Editas, a leader in CRISPR gene editing, reports that two versions of the approach may be useful in treating blood disorders. One is CRISPR Cas9, and the other CRISPR Cpf1.
The company discussed some of its experiences with CRISPR in a presentation at the 59th Annual Meeting of the American Society of Hematology in Atlanta in December 2017. The poster session was titled “Expanding CRISPR Genome Editing Strategies in Hematopoietic Stem and Progenitor Cells for the Treatment of Hematologic Diseases.”
Many diseases are caused by gene mutations. CRISPR can be used to edit genetic components, improving or curing the conditions of patients with such diseases.
CRISPR involves using an enzyme called a nuclease to cut gene components called DNA. The goal is either to delete the mutation or insert the correct sequence.
The most common CRISPR nuclease that scientists have been experimenting with is Cas9. But they have also been exploring Cpf1, which has some advantages over Cas9.
Sickle cell disease stems from a mutation of the ß-hemoglobin gene, or HBB. The gene produces hemoglobin, the oxygen-carrying protein in red blood cells. The mutation leads to red blood cells that are sickle-shaped instead of oval, causing anemia, episodes of pain and other symptoms.
Editas researchers used Cas9 to try to create the correct DNA sequence in HBB. The target was red blood cells with the protein CD34 on their surface.
The study showed that Cas9 was able to correct about 30 percent of the DNA sequence in HBB genes with CD34 on the surface of their cells.
In a separate study, the researchers used Cpf1 to edit multiple sites, including genes associated with a condition known as hereditary persistence of fetal hemoglobin. It involves people producing fetal hemoglobin well into adulthood, way past the time when they should be producing only adult hemoglobin.
Cpf1 nuclease was able to efficiently edit the targeted sites, underscoring its potential as a gene editing tool, researchers said. An advantage of Cpf1 is that it can edit more gene sites than Cas9 can recognize and cut.

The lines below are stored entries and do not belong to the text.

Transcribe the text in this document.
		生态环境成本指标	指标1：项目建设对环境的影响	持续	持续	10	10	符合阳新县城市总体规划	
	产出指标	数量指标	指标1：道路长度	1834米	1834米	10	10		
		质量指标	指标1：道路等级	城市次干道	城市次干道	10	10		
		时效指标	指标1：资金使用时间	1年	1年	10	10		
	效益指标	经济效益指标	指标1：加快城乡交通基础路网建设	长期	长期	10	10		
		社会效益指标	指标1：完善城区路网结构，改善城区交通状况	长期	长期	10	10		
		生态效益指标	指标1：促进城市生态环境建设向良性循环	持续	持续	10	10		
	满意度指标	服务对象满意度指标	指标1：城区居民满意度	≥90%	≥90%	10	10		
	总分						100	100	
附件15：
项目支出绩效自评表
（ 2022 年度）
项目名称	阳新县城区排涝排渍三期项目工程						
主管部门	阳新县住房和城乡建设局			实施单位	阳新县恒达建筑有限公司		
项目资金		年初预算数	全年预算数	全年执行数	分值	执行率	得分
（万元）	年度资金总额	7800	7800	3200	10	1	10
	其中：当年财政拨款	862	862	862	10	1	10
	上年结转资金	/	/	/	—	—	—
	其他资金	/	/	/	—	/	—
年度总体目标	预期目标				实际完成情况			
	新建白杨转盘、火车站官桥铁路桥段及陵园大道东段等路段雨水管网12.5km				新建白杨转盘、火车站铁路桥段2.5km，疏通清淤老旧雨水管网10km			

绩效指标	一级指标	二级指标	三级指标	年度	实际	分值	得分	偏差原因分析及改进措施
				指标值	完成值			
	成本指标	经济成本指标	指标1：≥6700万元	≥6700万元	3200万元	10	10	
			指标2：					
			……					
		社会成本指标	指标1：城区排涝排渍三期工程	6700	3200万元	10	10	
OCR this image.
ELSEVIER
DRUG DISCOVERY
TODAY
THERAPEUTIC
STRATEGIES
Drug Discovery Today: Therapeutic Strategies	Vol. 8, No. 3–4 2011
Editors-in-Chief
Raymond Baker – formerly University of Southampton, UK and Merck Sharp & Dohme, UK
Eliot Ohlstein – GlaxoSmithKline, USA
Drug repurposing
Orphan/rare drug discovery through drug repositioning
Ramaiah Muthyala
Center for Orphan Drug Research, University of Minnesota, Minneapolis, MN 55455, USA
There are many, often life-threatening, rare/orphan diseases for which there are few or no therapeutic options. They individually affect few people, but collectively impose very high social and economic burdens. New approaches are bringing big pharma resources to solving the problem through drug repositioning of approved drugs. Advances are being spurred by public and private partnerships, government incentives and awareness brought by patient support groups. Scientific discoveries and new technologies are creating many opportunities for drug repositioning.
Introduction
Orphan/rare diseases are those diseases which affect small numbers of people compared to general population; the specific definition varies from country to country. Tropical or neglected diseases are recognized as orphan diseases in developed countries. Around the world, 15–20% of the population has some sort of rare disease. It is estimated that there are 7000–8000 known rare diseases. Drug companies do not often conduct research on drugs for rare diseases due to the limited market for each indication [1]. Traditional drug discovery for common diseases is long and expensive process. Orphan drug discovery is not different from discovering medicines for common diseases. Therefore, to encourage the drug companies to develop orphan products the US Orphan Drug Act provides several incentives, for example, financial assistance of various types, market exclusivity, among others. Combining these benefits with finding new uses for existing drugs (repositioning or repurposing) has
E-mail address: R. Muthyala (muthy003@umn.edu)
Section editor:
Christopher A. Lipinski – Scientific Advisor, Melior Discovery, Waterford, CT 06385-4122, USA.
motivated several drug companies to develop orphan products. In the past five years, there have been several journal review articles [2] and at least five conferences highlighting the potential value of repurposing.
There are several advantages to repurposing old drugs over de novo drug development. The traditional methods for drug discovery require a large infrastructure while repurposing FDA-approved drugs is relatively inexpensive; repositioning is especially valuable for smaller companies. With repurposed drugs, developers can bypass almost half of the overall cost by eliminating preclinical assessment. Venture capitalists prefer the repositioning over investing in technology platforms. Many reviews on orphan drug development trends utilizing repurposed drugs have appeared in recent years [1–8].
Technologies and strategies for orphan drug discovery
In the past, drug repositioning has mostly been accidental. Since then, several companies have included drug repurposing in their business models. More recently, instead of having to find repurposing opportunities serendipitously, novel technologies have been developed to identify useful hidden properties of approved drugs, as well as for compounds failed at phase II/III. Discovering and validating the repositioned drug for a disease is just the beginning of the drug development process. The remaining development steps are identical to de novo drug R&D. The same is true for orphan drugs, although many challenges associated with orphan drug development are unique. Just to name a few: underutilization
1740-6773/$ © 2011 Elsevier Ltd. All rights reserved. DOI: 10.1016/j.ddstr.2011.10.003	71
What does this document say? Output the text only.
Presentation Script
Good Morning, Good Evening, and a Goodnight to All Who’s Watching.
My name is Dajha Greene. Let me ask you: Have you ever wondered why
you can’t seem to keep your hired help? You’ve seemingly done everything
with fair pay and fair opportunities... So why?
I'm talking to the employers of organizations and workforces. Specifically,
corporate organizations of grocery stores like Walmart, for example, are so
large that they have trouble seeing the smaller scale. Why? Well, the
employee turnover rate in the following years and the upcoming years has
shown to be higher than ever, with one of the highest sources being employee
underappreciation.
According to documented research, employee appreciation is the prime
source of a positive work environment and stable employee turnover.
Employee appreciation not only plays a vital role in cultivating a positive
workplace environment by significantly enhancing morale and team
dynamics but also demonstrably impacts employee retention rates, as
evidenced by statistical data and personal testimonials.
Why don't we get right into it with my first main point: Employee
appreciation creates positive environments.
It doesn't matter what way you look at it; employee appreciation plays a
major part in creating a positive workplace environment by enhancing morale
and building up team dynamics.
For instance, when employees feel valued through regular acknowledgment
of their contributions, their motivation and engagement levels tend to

“We are encouraged by these results demonstrating efficient targeted integration at the beta-hemoglobin locus with CRISPR/Cas9 and results demonstrating efficient on-target editing of adult human hematopoietic stem cells with CRISPR/Cpf1,” Charles Albright, Editas’ chief scientific officer, said in a press release. “These data together support multiple approaches to creating a superior therapy for the treatment of sickle cell disease.”